Model representing our view of the cytoplasmic organization of the early stages of VV infection. After entry, intracellular cores may associate with both MTs and the ER. From these cores early mRNAs are transcribed and extruded; they then organize in an MT-dependent fashion into typical (1-μm) granular structures. The latter are located some distance from the intracellular core and recruit polyribosomes as well as other components of the host cell translation machinery, making it likely that early proteins are synthesized at this site (19).
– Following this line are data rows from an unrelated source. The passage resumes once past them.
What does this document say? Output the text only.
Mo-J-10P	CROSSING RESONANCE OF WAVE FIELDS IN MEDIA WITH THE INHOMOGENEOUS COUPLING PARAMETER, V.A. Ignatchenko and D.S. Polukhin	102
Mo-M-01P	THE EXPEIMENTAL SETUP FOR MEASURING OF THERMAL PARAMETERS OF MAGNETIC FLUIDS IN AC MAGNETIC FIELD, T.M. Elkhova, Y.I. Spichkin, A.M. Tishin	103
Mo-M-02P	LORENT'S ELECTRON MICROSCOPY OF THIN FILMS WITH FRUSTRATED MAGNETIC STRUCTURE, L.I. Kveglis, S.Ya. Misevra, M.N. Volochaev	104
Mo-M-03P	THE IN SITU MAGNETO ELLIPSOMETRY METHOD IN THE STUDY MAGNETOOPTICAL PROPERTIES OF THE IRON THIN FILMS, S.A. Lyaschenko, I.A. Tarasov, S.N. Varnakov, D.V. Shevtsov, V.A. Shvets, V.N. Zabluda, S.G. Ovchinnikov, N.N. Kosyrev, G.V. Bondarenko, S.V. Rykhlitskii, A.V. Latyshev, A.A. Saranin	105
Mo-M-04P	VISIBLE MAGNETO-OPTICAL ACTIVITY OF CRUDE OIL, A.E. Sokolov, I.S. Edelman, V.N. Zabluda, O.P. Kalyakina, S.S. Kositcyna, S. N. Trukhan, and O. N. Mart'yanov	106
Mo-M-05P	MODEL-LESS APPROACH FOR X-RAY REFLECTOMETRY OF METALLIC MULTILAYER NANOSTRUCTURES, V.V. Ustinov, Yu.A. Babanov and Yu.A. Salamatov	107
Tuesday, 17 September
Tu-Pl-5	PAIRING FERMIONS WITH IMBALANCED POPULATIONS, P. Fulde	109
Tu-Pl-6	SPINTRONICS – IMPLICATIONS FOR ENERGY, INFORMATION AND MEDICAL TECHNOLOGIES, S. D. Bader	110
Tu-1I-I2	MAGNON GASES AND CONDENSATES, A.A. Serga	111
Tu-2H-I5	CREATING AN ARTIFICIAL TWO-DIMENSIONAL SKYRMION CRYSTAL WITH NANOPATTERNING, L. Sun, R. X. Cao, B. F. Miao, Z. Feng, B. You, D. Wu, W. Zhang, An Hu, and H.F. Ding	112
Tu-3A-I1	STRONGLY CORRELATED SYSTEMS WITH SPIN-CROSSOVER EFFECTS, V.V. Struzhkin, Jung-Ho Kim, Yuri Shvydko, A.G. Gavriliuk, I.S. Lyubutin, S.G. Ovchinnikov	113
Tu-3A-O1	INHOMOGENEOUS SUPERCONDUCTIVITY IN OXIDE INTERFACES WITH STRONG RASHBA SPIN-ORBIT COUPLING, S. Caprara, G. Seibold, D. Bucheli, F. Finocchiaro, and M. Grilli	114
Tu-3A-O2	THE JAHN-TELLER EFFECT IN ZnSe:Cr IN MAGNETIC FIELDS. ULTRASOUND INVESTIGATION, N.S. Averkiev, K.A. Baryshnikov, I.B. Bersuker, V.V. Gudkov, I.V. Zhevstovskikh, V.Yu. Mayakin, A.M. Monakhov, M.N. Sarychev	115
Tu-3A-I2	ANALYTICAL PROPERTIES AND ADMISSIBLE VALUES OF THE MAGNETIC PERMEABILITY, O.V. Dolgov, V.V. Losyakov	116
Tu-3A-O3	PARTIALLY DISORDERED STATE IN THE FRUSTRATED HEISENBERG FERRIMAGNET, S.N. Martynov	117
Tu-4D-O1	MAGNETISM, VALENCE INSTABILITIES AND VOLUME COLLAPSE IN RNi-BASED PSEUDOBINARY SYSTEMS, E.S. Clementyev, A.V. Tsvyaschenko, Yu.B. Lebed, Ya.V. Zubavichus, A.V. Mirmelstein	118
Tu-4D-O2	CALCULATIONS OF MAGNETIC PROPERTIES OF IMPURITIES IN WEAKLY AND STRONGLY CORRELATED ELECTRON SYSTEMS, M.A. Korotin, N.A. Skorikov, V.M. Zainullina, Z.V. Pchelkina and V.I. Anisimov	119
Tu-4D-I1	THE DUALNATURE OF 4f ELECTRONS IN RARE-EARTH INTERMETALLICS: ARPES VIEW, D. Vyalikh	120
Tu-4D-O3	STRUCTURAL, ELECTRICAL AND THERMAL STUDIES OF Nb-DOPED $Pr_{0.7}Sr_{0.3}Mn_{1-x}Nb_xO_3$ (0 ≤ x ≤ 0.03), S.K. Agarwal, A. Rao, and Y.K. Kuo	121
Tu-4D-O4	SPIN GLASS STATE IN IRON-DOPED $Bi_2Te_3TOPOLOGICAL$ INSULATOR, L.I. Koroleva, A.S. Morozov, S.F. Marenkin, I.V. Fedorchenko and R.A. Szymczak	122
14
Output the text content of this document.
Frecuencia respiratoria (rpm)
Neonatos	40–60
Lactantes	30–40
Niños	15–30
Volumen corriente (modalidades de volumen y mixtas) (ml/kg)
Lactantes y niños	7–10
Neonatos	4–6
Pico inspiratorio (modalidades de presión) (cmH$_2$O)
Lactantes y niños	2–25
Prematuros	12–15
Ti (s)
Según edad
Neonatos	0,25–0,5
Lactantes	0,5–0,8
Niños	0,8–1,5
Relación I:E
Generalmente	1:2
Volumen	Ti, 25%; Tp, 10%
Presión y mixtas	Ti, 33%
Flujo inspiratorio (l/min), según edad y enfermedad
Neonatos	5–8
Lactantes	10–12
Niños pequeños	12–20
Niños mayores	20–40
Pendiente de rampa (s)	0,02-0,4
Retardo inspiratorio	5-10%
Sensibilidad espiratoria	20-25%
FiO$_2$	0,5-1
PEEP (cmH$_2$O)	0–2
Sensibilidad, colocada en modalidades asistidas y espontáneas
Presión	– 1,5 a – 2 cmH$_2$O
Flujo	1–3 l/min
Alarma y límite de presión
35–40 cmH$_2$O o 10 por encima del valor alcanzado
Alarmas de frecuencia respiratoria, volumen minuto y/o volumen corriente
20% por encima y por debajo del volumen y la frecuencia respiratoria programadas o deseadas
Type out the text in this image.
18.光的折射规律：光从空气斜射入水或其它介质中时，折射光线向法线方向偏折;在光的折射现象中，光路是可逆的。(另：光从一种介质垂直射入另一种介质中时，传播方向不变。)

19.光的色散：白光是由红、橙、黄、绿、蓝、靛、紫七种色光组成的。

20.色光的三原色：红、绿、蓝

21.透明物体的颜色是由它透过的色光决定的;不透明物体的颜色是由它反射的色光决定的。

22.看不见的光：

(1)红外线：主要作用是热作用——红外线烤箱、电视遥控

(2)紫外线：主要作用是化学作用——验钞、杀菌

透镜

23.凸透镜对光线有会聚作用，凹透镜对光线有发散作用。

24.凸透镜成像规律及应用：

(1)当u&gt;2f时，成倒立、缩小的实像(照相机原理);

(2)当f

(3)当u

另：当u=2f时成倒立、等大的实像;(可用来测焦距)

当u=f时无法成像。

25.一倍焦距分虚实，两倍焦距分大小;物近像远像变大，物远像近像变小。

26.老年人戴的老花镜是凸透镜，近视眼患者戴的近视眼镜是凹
Protein synthesis early in infection is required to induce the release of the parental DNA from the core. Upon release the parental DNA may associate with membranes of the ER. Early proteins involved in DNA synthesis are somehow recruited to the parental DNA (arrow with question mark) to initiate replication on the cytosolic side of the ER. As replication proceeds, new ER cisternae are recruited to the replication sites; these will eventually form an almost completely sealed ER envelope around the site (29). As the ER wrapping proceeds, membrane-bound ribosomes will preferentially be targeted to the outer ER membrane (black dots on the ER) (see reference 29).